Your “Health Spending Account”




Written by: Jennifer Broxterman, MSc, RD
Registered Dietitian
Founder of NutritionRx

Two-Brain Nutrition Coaching Mentor

How do you break the habit of perfectionist, all-or-nothing thinking?

You know what I’m talking about – when you have the BEST of intentions to eat healthier, exercise more, start meditating, quit smoking, run a 5k, or take on some other action to improve your health, so you research and design the perfect plan to put into action, and after hitting your first roadblock, all of those great intentions fall to the wayside and you’re right back at square one.

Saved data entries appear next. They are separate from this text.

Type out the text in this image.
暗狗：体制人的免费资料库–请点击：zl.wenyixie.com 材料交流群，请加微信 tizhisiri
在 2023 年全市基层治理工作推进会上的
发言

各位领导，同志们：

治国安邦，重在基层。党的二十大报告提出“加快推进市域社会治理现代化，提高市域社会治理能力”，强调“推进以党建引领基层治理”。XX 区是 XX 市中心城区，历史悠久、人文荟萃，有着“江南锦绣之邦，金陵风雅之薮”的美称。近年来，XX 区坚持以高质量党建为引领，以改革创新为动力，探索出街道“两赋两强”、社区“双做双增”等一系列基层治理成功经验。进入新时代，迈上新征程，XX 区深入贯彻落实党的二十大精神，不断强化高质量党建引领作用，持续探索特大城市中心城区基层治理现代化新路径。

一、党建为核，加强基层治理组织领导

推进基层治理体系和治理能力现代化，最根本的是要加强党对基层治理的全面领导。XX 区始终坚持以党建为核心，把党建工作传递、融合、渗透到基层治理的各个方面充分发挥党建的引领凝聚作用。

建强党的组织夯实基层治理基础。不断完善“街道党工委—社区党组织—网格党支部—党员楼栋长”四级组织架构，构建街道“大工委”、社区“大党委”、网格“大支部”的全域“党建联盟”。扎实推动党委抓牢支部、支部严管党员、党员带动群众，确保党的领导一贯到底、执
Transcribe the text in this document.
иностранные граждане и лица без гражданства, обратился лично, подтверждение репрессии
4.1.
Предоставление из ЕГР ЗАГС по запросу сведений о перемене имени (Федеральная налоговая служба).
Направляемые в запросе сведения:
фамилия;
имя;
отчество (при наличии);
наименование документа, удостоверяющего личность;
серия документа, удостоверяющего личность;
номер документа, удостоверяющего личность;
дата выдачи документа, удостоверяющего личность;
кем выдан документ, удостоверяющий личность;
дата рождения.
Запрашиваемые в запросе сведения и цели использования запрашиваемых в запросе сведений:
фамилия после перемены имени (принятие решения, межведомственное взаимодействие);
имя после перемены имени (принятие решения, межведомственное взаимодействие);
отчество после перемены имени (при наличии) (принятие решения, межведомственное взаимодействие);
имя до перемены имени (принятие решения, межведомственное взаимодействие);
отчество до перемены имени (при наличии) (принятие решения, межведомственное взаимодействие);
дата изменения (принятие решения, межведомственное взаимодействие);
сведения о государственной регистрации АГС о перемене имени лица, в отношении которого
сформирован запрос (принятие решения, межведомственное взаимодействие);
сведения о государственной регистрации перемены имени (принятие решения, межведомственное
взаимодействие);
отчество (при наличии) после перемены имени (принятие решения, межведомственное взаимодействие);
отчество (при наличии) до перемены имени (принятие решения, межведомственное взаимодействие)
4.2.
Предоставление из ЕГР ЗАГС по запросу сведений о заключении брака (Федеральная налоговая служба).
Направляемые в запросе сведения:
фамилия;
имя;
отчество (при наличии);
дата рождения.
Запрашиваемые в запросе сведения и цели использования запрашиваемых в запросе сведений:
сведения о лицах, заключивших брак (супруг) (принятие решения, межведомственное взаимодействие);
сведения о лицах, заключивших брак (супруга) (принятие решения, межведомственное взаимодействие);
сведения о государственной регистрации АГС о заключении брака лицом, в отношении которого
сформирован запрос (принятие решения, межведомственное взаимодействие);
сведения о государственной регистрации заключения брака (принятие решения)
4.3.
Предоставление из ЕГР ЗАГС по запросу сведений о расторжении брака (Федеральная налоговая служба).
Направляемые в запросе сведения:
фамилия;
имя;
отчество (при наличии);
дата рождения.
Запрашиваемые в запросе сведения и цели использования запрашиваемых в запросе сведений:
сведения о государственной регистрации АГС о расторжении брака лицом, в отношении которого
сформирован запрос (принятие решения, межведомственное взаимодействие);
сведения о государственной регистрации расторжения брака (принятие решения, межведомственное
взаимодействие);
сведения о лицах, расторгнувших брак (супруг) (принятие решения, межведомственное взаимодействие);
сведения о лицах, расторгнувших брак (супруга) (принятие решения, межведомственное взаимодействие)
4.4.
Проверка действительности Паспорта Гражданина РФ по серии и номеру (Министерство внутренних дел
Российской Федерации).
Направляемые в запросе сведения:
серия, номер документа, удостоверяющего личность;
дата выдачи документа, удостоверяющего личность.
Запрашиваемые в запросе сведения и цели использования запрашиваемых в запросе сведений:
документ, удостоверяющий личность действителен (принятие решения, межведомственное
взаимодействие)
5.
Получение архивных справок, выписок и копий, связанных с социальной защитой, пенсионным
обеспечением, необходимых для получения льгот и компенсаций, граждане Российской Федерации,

May I introduce one of my favorite health concepts to help break the perfectionist, all-or-nothing approach, which is the HEALTH SPENDING ACCOUNT MINDSET.

I want you to think about your health choices like a “Health Spending Account”, much like money in a bank account.

Positive choices ADD to the Health Spending Account.

  • eating more veggies
  • being physically active
  • getting enough sleep
  • drinking lots of water
  • eating lean protein sources
  • eating slowly and mindfully
  • using positive stress reduction techniques
  • batch cooking and meal planning ahead

Less than ideal choices SUBTRACT from the Health Spending Account (without be labelled as “bad”).

  • eating heavily processed foods
  • missing a workout
  • not getting enough sleep
  • spending too much time on social media, and not taking care of important priorities
  • binge watching Netflix for 5 hours without moving from the couch
  • having a few too many alcoholic beverages at the end of the work week
  • picking up take-out for dinner, again

Just like with money, it’s not ‘bad’ to spend a bit from your bank account, but ideally to become wealthy, you want to earn more than you spend, CONSISTENTLY!

Same goes for our health. There is absolutely no need to be perfect all of the time (just like it’s unrealistic to never spend a penny that you earn). You just have to consistently save more than you spend to be in good financial health.

If you want to spend $50 on some new clothes (i.e. eat a couple of cookies after dinner), go for it, and do it mindfully and with enjoyment! But just like spending $50 on something fun for yourself, it doesn’t mean you have to drain the bank account by $500 or even $5000, just because you’ve dipped into your savings.

And just like with fun expenditures, if you find yourself consistently overspending, you have the option to either cut back a bit, or work a bit more overtime to earn more money (i.e. put more effort into other positive habits that support you, like packing a healthy lunch for tomorrow, or go for a walk after dessert), to find the balance over the week, vs. focusing on being totally perfect or a total failure.

To think of this in more practical terms:

  • It’s better to eat just 2-3 cookies if you’re craving them, vs. the entire box
  • It’s better to go for a 5-10 minute walk around the block, vs. not at all
  • It’s better to do 10 pushups at home, vs. skipping the gym completely
  • It’s better to stop after watching 3 TV episodes in a row, vs. watching the entire season in one sitting
  • It’s better to go to bed 15 minutes earlier, even if you’re only getting 6 hours/night
  • It’s better to meal plan for 1 healthy meal each week, vs. having no plan at all
  • It’s better to buy a bagged salad to be the side for your take-out dinner, vs. not eating a single vegetable at all
  • It’s better to meditate for 1 minute (or 30 seconds, or take 3 deep/calming breaths), vs. not at all
  • It’s better to get out for 1 run, or lift weights only once, vs. nothing at all that month

Every time you take even the smallest positive step to nurture and care for your health, it’s like chucking a handful of change into the Health Piggy Bank, even if it is only 25 cents at a time (i.e. taking 3 deep breaths, drinking 1 glass of water). Sometimes, you can throw in a bit more, sometimes less, but the point is to keep contributing to your Health Spending Account faster than you withdraw, and never forgetting that every one of those little positive choices DO ADD UP over the long-run.

I find my nutrition clients love this mindset, and it really helps to shift “all or nothing” thinking to a more balanced approach.

Hope that helps, wherever you may be on your own health journey!